While serving time on probation for two felony convictions of dealing cocaine, Jason Anderson’s violated the terms of his probation. He was subsequently ordered to serve 10 years in the Department of Correction for his Class B felony conviction and a concurrent term of 20 years for his Class A felony conviction.

Anderson was later granted a motion to modify his sentence in 2011, but his probation was revoked again after he violated the conditions by committing new drug-related offenses. The state additionally alleged in 2017 that Anderson had committed new federal offenses of felony possession of firearms, for which he had pleaded guilty in a federal district court.

Anderson’s motion to dismiss the second revocation petition was denied, and he was ordered to serve another 10 years in the DOC. However, he filed a motion to correct error alleging the trial court had lost jurisdiction over him because the original sentencing order, that accepted his plea agreement “created an unreasonable delay in sentencing and the sentence on Count II . . . was, consequently, without judicial authority and therefore void.”

That motion was ultimately denied, and Anderson appealed.

In affirming the trial court in Jason L. Anderson v. State of Indiana,19A-CR-2003, the appellate panel first rejected Anderson’s argument that “the trial court erred as a matter of law when it failed to sentence him on Count II within thirty days of accepting his plea agreement in 2001.” Judge Edward Najam pointed to language in the 2001 agreement holding that, as to Count II, Anderson “specifically waives his right to be sentenced within thirty (30) days … .”

Additionally, the court concluded Anderson was relying on an “obvious typographical error to assert that the court erred when it placed him on probation.”

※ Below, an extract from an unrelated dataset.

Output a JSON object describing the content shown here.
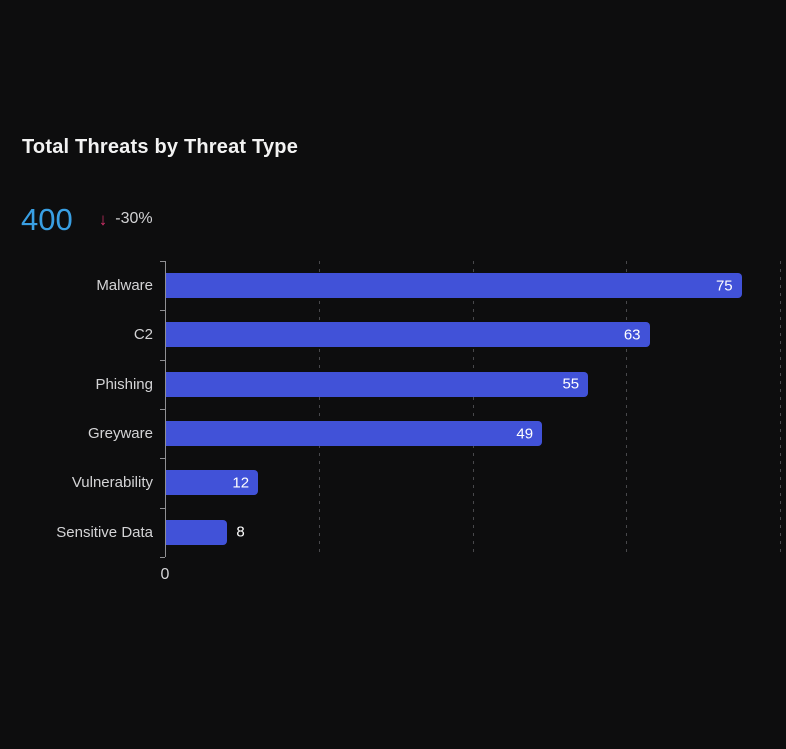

The appellate panel further concluded that although the state incorrectly assumed that evidence of Anderson’s date of arrest was equivalent to the dates of the alleged offenses, it had admitted into evidence, without objection, certified documents from the United States District Court for the Northern District of Indiana regarding Anderson’s federal firearms offenses.

“Accordingly, the State presented sufficient evidence that Anderson committed the federal firearms offenses during his probationary period,” Najam wrote for the appellate panel. “Sometime after March 24, 2017, and prior to August 2, 2018, Anderson possessed and admitted to possessing firearms in violation of federal law. As Anderson’s violation of federal law occurred during his probation, we affirm the trial court’s revocation of his probation.”